An excellent, affecting, and illuminating portrait of a singular musical artist
3 February 2016 | by (The Last New Jersey Drive-In on the Left) – See all my reviews

Clarence Reid first established himself as a singer, songwriter, and producer of perfectly acceptable and respectable mainstream commercial R&B fare in the 1960's and 1970's, but it was as his outrageously crude, lewd, and rude alter ego of proto-rapper and parodist Blowfly whereby Reid made his most strong and lasting impression as one hell of a colorful and hilariously raunchy dude.

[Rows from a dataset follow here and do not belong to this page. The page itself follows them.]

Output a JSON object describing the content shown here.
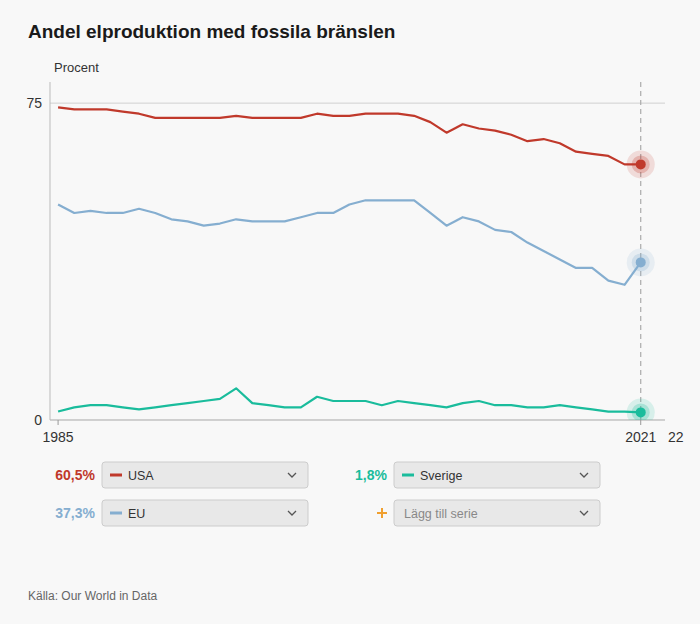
{
  "chart_data": {
    "type": "line",
    "title": "Andel elproduktion med fossila bränslen",
    "y_label": "Procent",
    "annotations": [
      "22",
      "Lägg till serie",
      "Källa: Our World in Data"
    ],
    "x": [
      1985,
      1986,
      1987,
      1988,
      1989,
      1990,
      1991,
      1992,
      1993,
      1994,
      1995,
      1996,
      1997,
      1998,
      1999,
      2000,
      2001,
      2002,
      2003,
      2004,
      2005,
      2006,
      2007,
      2008,
      2009,
      2010,
      2011,
      2012,
      2013,
      2014,
      2015,
      2016,
      2017,
      2018,
      2019,
      2020,
      2021
    ],
    "series": [
      {
        "name": "USA",
        "color": "#c0392b",
        "values": [
          74.0,
          73.5,
          73.5,
          73.5,
          73.0,
          72.5,
          71.5,
          71.5,
          71.5,
          71.5,
          71.5,
          72.0,
          71.5,
          71.5,
          71.5,
          71.5,
          72.5,
          72.0,
          72.0,
          72.5,
          72.5,
          72.5,
          72.0,
          70.5,
          68.0,
          70.0,
          69.0,
          68.5,
          67.5,
          66.0,
          66.5,
          65.5,
          63.5,
          63.0,
          62.5,
          60.5,
          60.5
        ],
        "value_labels": [
          null,
          null,
          null,
          null,
          null,
          null,
          null,
          null,
          null,
          null,
          null,
          null,
          null,
          null,
          null,
          null,
          null,
          null,
          null,
          null,
          null,
          null,
          null,
          null,
          null,
          null,
          null,
          null,
          null,
          null,
          null,
          null,
          null,
          null,
          null,
          null,
          "60,5%"
        ]
      },
      {
        "name": "EU",
        "color": "#85aed0",
        "values": [
          51.0,
          49.0,
          49.5,
          49.0,
          49.0,
          50.0,
          49.0,
          47.5,
          47.0,
          46.0,
          46.5,
          47.5,
          47.0,
          47.0,
          47.0,
          48.0,
          49.0,
          49.0,
          51.0,
          52.0,
          52.0,
          52.0,
          52.0,
          49.0,
          46.0,
          48.0,
          47.0,
          45.0,
          44.5,
          42.0,
          40.0,
          38.0,
          36.0,
          36.0,
          33.0,
          32.0,
          37.3
        ],
        "value_labels": [
          null,
          null,
          null,
          null,
          null,
          null,
          null,
          null,
          null,
          null,
          null,
          null,
          null,
          null,
          null,
          null,
          null,
          null,
          null,
          null,
          null,
          null,
          null,
          null,
          null,
          null,
          null,
          null,
          null,
          null,
          null,
          null,
          null,
          null,
          null,
          null,
          "37,3%"
        ]
      },
      {
        "name": "Sverige",
        "color": "#1abc9c",
        "values": [
          2.0,
          3.0,
          3.5,
          3.5,
          3.0,
          2.5,
          3.0,
          3.5,
          4.0,
          4.5,
          5.0,
          7.5,
          4.0,
          3.5,
          3.0,
          3.0,
          5.5,
          4.5,
          4.5,
          4.5,
          3.5,
          4.5,
          4.0,
          3.5,
          3.0,
          4.0,
          4.5,
          3.5,
          3.5,
          3.0,
          3.0,
          3.5,
          3.0,
          2.5,
          2.0,
          2.0,
          1.8
        ],
        "value_labels": [
          null,
          null,
          null,
          null,
          null,
          null,
          null,
          null,
          null,
          null,
          null,
          null,
          null,
          null,
          null,
          null,
          null,
          null,
          null,
          null,
          null,
          null,
          null,
          null,
          null,
          null,
          null,
          null,
          null,
          null,
          null,
          null,
          null,
          null,
          null,
          null,
          "1,8%"
        ]
      }
    ],
    "xlim": [
      1984.5,
      2022.5
    ],
    "xticks": [
      1985,
      2021
    ],
    "ylim": [
      0,
      80
    ],
    "yticks": [
      0,
      75
    ],
    "grid": true,
    "legend": "bottom"
  }
}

This documentary follows Reid and his band as they embark on a grueling tour in which they largely perform at seedy half empty dives before going to Europe in an attempt to introduce Blowfly to a new younger crowd. Frequently butting heads with concerned, but long-suffering manager and drummer Tom Bowker, this doc doesn't shy away from showing Reid in a warts'n'all manner in which he occasionally comes across as an impatient and cantankerous old grump complete with a bum knee, money problems (Reid doesn't make any royalties from various musical artists who sample his song due to the fact that he sold his catalog for a pittance in 2003), and estranged children from a failed marriage. It's the way this documentary's incisive fly-on-the-wall perspective depicts the still sharp sick humor and wounded humanity of Reid which in turn makes it so touching and involving. Moreover, it's a treat to see such rap icons as Ice-T and Chuck D. give Reid the props that he richly deserves as a true pioneer in the rap music genre (Reid's song "Blowfly's Rapp" has been widely cited as the first ever known instance of a rap song in existence). Of course, the footage of Blowfly performing his uproariously nasty numbers on stage is every bit as gut-busting as one would hope, but it's the underlying sense of tragedy and melancholy just below the surface of all that bawdy fun that enables this documentary to be so much more than some fawning puff piece on Reid and his unique place in music history.